The community alliance program, said Hoskins, is hopefully going to help the community become more unified. “The goal of that program is to bring a sense of self-responsibility and pride within the community,” Hoskins said.
To complete this project, Hoskins said he and Hall divided the city into various districts and once the program is implemented, those districts will have a certain amount of people serving on a board to organize block parties, community cleanups and any issue they can fix.
“Through this program, anything that they see a problem with, they should be able to fix on their own in terms of small things,” said Hoskins.
Additionally, he said, it will allow them to be closer to city officials for help with larger issues. The signs, Hoskins said, were necessary because outsider tourists reported having trouble determining which direction to go for things to do when visiting Hazard and Perry County.
“The hope is that eventually this program will self-sustain because people are excited about it and want to use it as an opportunity to make neighborhoods look better and be better,” said Glaser.
The internship, said Hoskins, has been a very educational experience that he will be able to use learned skills in the future.

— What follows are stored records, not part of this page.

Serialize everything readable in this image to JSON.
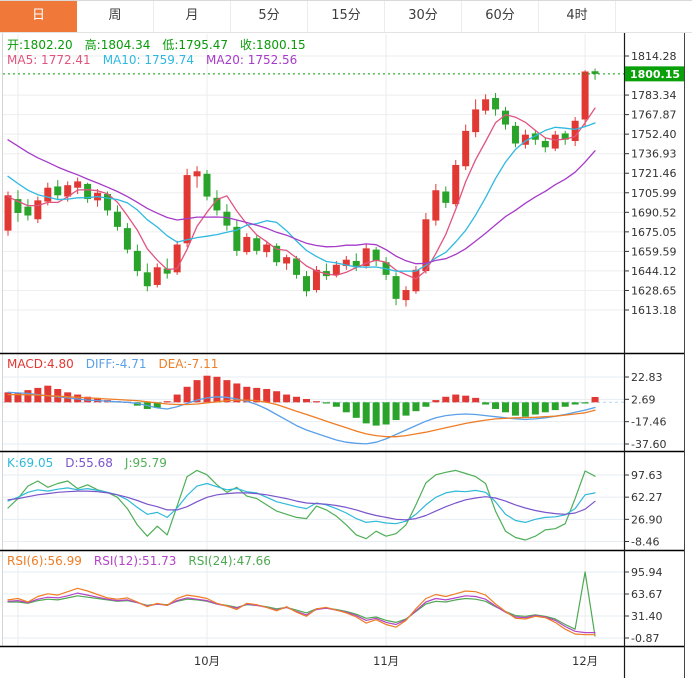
{
  "toolbar": {
    "tabs": [
      {
        "label": "日",
        "name": "tab-day",
        "active": true
      },
      {
        "label": "周",
        "name": "tab-week",
        "active": false
      },
      {
        "label": "月",
        "name": "tab-month",
        "active": false
      },
      {
        "label": "5分",
        "name": "tab-5min",
        "active": false
      },
      {
        "label": "15分",
        "name": "tab-15min",
        "active": false
      },
      {
        "label": "30分",
        "name": "tab-30min",
        "active": false
      },
      {
        "label": "60分",
        "name": "tab-60min",
        "active": false
      },
      {
        "label": "4时",
        "name": "tab-4hour",
        "active": false
      }
    ]
  },
  "main": {
    "ohlc": {
      "open": "开:1802.20",
      "high": "高:1804.34",
      "low": "低:1795.47",
      "close": "收:1800.15"
    },
    "ma": {
      "ma5": "MA5: 1772.41",
      "ma10": "MA10: 1759.74",
      "ma20": "MA20: 1752.56"
    },
    "price_badge": "1800.15",
    "axis": [
      "1814.28",
      "1783.34",
      "1767.87",
      "1752.40",
      "1736.93",
      "1721.46",
      "1705.99",
      "1690.52",
      "1675.05",
      "1659.59",
      "1644.12",
      "1628.65",
      "1613.18"
    ]
  },
  "macd": {
    "labels": {
      "macd": "MACD:4.80",
      "diff": "DIFF:-4.71",
      "dea": "DEA:-7.11"
    },
    "axis": [
      "22.83",
      "2.69",
      "-17.46",
      "-37.60"
    ]
  },
  "kdj": {
    "labels": {
      "k": "K:69.05",
      "d": "D:55.68",
      "j": "J:95.79"
    },
    "axis": [
      "97.63",
      "62.27",
      "26.90",
      "-8.46"
    ]
  },
  "rsi": {
    "labels": {
      "rsi6": "RSI(6):56.99",
      "rsi12": "RSI(12):51.73",
      "rsi24": "RSI(24):47.66"
    },
    "axis": [
      "95.94",
      "63.67",
      "31.40",
      "-0.87"
    ]
  },
  "xaxis": {
    "labels": [
      "10月",
      "11月",
      "12月"
    ]
  },
  "colors": {
    "up": "#e13834",
    "down": "#29a32a",
    "price_text": "#0a9b0a",
    "badge_bg": "#0aa00a",
    "ma5": "#e05580",
    "ma10": "#2fb9e0",
    "ma20": "#a63bc9",
    "diff": "#5aa0e8",
    "dea": "#ef7d25",
    "k": "#2fb9d8",
    "d": "#7a55cc",
    "j": "#4fae57",
    "rsi6": "#ef7d25",
    "rsi12": "#b444c8",
    "rsi24": "#4fa852",
    "axis_text": "#333333",
    "grid": "#eeeeee",
    "subgrid": "#e7edf3",
    "separator": "#000000",
    "tab_active_bg": "#f0793a",
    "zero_dash": "#b5d5ee"
  },
  "chart_data": {
    "type": "candlestick+indicators",
    "title": "Gold daily candlestick chart with MA5/MA10/MA20, MACD, KDJ, RSI",
    "current_price": 1800.15,
    "last_bar": {
      "open": 1802.2,
      "high": 1804.34,
      "low": 1795.47,
      "close": 1800.15
    },
    "ma_values": {
      "ma5": 1772.41,
      "ma10": 1759.74,
      "ma20": 1752.56
    },
    "ylim_main": [
      1613.18,
      1814.28
    ],
    "candles": [
      [
        1676,
        1707,
        1672,
        1704
      ],
      [
        1701,
        1708,
        1683,
        1690
      ],
      [
        1695,
        1701,
        1684,
        1688
      ],
      [
        1685,
        1703,
        1682,
        1700
      ],
      [
        1699,
        1714,
        1696,
        1710
      ],
      [
        1711,
        1716,
        1700,
        1704
      ],
      [
        1703,
        1715,
        1699,
        1712
      ],
      [
        1710,
        1718,
        1705,
        1715
      ],
      [
        1713,
        1714,
        1698,
        1701
      ],
      [
        1700,
        1709,
        1695,
        1706
      ],
      [
        1705,
        1707,
        1688,
        1692
      ],
      [
        1691,
        1696,
        1676,
        1679
      ],
      [
        1678,
        1682,
        1658,
        1661
      ],
      [
        1660,
        1665,
        1640,
        1644
      ],
      [
        1643,
        1650,
        1628,
        1632
      ],
      [
        1633,
        1650,
        1631,
        1647
      ],
      [
        1646,
        1654,
        1638,
        1642
      ],
      [
        1643,
        1668,
        1641,
        1665
      ],
      [
        1666,
        1725,
        1663,
        1720
      ],
      [
        1719,
        1727,
        1710,
        1723
      ],
      [
        1721,
        1724,
        1700,
        1703
      ],
      [
        1702,
        1708,
        1688,
        1692
      ],
      [
        1691,
        1697,
        1676,
        1680
      ],
      [
        1679,
        1684,
        1656,
        1660
      ],
      [
        1659,
        1674,
        1657,
        1671
      ],
      [
        1670,
        1673,
        1657,
        1660
      ],
      [
        1659,
        1668,
        1655,
        1665
      ],
      [
        1664,
        1666,
        1648,
        1651
      ],
      [
        1650,
        1657,
        1645,
        1655
      ],
      [
        1654,
        1656,
        1638,
        1641
      ],
      [
        1640,
        1644,
        1624,
        1628
      ],
      [
        1629,
        1648,
        1627,
        1645
      ],
      [
        1644,
        1650,
        1637,
        1640
      ],
      [
        1641,
        1652,
        1639,
        1649
      ],
      [
        1648,
        1656,
        1645,
        1653
      ],
      [
        1652,
        1658,
        1644,
        1647
      ],
      [
        1648,
        1665,
        1646,
        1662
      ],
      [
        1661,
        1663,
        1648,
        1652
      ],
      [
        1651,
        1655,
        1637,
        1641
      ],
      [
        1640,
        1643,
        1617,
        1622
      ],
      [
        1621,
        1632,
        1616,
        1629
      ],
      [
        1628,
        1648,
        1626,
        1645
      ],
      [
        1644,
        1690,
        1642,
        1685
      ],
      [
        1684,
        1713,
        1680,
        1708
      ],
      [
        1707,
        1711,
        1694,
        1698
      ],
      [
        1697,
        1732,
        1695,
        1728
      ],
      [
        1727,
        1760,
        1724,
        1755
      ],
      [
        1754,
        1780,
        1750,
        1772
      ],
      [
        1771,
        1784,
        1768,
        1780
      ],
      [
        1781,
        1785,
        1767,
        1772
      ],
      [
        1771,
        1774,
        1756,
        1760
      ],
      [
        1759,
        1762,
        1742,
        1745
      ],
      [
        1744,
        1756,
        1741,
        1752
      ],
      [
        1753,
        1756,
        1744,
        1748
      ],
      [
        1747,
        1750,
        1738,
        1742
      ],
      [
        1741,
        1755,
        1739,
        1752
      ],
      [
        1753,
        1755,
        1744,
        1748
      ],
      [
        1747,
        1766,
        1743,
        1763
      ],
      [
        1764,
        1803,
        1758,
        1802
      ],
      [
        1802.2,
        1804.34,
        1795.47,
        1800.15
      ]
    ],
    "prehistory_closes": [
      1790,
      1788,
      1785,
      1782,
      1779,
      1776,
      1773,
      1770,
      1767,
      1759,
      1747,
      1741,
      1735,
      1729,
      1723,
      1709,
      1705,
      1700,
      1697
    ],
    "ma_periods": [
      5,
      10,
      20
    ],
    "macd": {
      "hist": [
        9,
        8,
        11,
        13,
        15,
        12,
        9,
        7,
        5,
        4,
        2,
        1,
        0.5,
        -3,
        -6,
        -5,
        1,
        7,
        14,
        20,
        24,
        23,
        20,
        17,
        14,
        13,
        12,
        10,
        7,
        5,
        3,
        1,
        -0.5,
        -4,
        -9,
        -14,
        -19,
        -21,
        -20,
        -16,
        -12,
        -8,
        -4,
        2,
        5,
        7,
        6,
        4,
        -2,
        -6,
        -9,
        -12,
        -13,
        -11,
        -9,
        -7,
        -4,
        -2,
        -1,
        4.8
      ],
      "diff": [
        9,
        8.5,
        8,
        7,
        6,
        5,
        4,
        3,
        2,
        1.5,
        1,
        0.5,
        0,
        -1,
        -3,
        -5,
        -6,
        -4,
        -1,
        2,
        4,
        5,
        4.5,
        3,
        1,
        -2,
        -6,
        -11,
        -16,
        -21,
        -25,
        -28,
        -31,
        -34,
        -36,
        -37,
        -37.5,
        -36,
        -33,
        -29,
        -25,
        -21,
        -17,
        -14,
        -12,
        -11,
        -10.5,
        -11,
        -12,
        -13,
        -14,
        -15,
        -15.5,
        -15,
        -14,
        -12.5,
        -11,
        -9,
        -7,
        -4.71
      ],
      "dea": [
        7,
        7,
        6.8,
        6.5,
        6,
        5.5,
        5,
        4.5,
        4,
        3.5,
        3,
        2.5,
        2,
        1.5,
        0.5,
        -0.5,
        -1.5,
        -2,
        -2,
        -1.5,
        -0.5,
        0.5,
        1.5,
        2,
        2,
        1.5,
        0,
        -2,
        -5,
        -8,
        -11,
        -14,
        -17,
        -20,
        -23,
        -26,
        -28.5,
        -30,
        -31,
        -31,
        -30,
        -28.5,
        -27,
        -25,
        -23,
        -21,
        -19,
        -17.5,
        -16,
        -15,
        -14.5,
        -14,
        -13.8,
        -13.5,
        -13,
        -12.5,
        -11.5,
        -10.5,
        -9.5,
        -7.11
      ]
    },
    "kdj": {
      "k": [
        56,
        62,
        70,
        74,
        72,
        75,
        77,
        74,
        76,
        73,
        70,
        66,
        58,
        46,
        35,
        38,
        30,
        45,
        65,
        80,
        84,
        79,
        74,
        76,
        71,
        69,
        62,
        55,
        51,
        47,
        44,
        53,
        50,
        44,
        37,
        28,
        22,
        24,
        21,
        20,
        24,
        35,
        50,
        62,
        69,
        72,
        71,
        73,
        70,
        55,
        35,
        25,
        22,
        27,
        30,
        31,
        34,
        44,
        66,
        69.05
      ],
      "d": [
        58,
        60,
        63,
        66,
        68,
        70,
        71,
        72,
        72,
        71,
        69,
        66,
        62,
        57,
        51,
        47,
        42,
        42,
        47,
        55,
        62,
        66,
        68,
        69,
        69,
        68,
        66,
        63,
        60,
        56,
        53,
        52,
        51,
        49,
        46,
        42,
        37,
        33,
        30,
        27,
        26,
        28,
        33,
        40,
        47,
        53,
        58,
        61,
        63,
        61,
        56,
        50,
        45,
        41,
        38,
        36,
        35,
        37,
        43,
        55.68
      ],
      "j": [
        45,
        60,
        80,
        88,
        78,
        84,
        88,
        76,
        82,
        74,
        70,
        62,
        44,
        18,
        0,
        16,
        2,
        48,
        95,
        105,
        98,
        82,
        70,
        78,
        64,
        60,
        50,
        40,
        35,
        30,
        28,
        48,
        42,
        32,
        18,
        2,
        -4,
        8,
        0,
        4,
        18,
        50,
        85,
        98,
        102,
        105,
        100,
        95,
        84,
        40,
        8,
        -2,
        -6,
        0,
        10,
        12,
        20,
        60,
        104,
        95.79
      ]
    },
    "rsi": {
      "r6": [
        55,
        57,
        52,
        60,
        64,
        62,
        67,
        72,
        68,
        63,
        58,
        56,
        58,
        52,
        45,
        50,
        47,
        57,
        62,
        60,
        57,
        50,
        46,
        41,
        50,
        48,
        44,
        39,
        45,
        37,
        31,
        42,
        44,
        40,
        36,
        30,
        21,
        26,
        19,
        15,
        25,
        42,
        57,
        63,
        60,
        64,
        68,
        67,
        62,
        49,
        38,
        28,
        27,
        31,
        29,
        22,
        12,
        5,
        4,
        4
      ],
      "r12": [
        53,
        54,
        51,
        56,
        59,
        58,
        61,
        65,
        62,
        59,
        56,
        54,
        55,
        51,
        46,
        49,
        47,
        54,
        58,
        56,
        54,
        49,
        46,
        43,
        49,
        47,
        44,
        40,
        44,
        38,
        33,
        41,
        43,
        40,
        37,
        32,
        25,
        28,
        22,
        19,
        26,
        39,
        52,
        57,
        55,
        58,
        61,
        60,
        56,
        46,
        37,
        30,
        29,
        32,
        30,
        25,
        16,
        9,
        7,
        7
      ],
      "r24": [
        52,
        52,
        50,
        54,
        56,
        55,
        58,
        61,
        59,
        57,
        55,
        53,
        54,
        51,
        47,
        49,
        48,
        53,
        56,
        55,
        53,
        49,
        47,
        44,
        48,
        47,
        45,
        42,
        44,
        40,
        36,
        42,
        43,
        41,
        38,
        34,
        28,
        30,
        25,
        22,
        27,
        38,
        49,
        53,
        52,
        55,
        57,
        56,
        53,
        45,
        38,
        32,
        31,
        33,
        31,
        27,
        19,
        12,
        96,
        2
      ]
    },
    "month_label_indices": [
      20,
      38,
      58
    ],
    "vline_indices": [
      1,
      20,
      38,
      58
    ]
  }
}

“Overall, this internship was a very in-depth experience of what issues we're facing,” said Hoskins, explaining that he was not aware of issues going on with incentive programs offered by the city or the different taxes that are involved with business. “Before the summer, I wouldn't have known anything that was going on with the commissioner meetings, why isn't anything downtown and now I know what issues they're facing and what they're doing to change that.
“This internship definitely gave me an experience that I would have never been able to get,” he said. “I'll definitely be able to take this experience with me into any problem with working with local government and rural problems.”
Hoskins, a graduate of Hazard High School, plans to attend Centre College in the fall, hoping to double major in Economics and Political Science. Hall is a former Perry County Central High School graduate and a current student at the University of Pikeville, majoring in History and Political Science.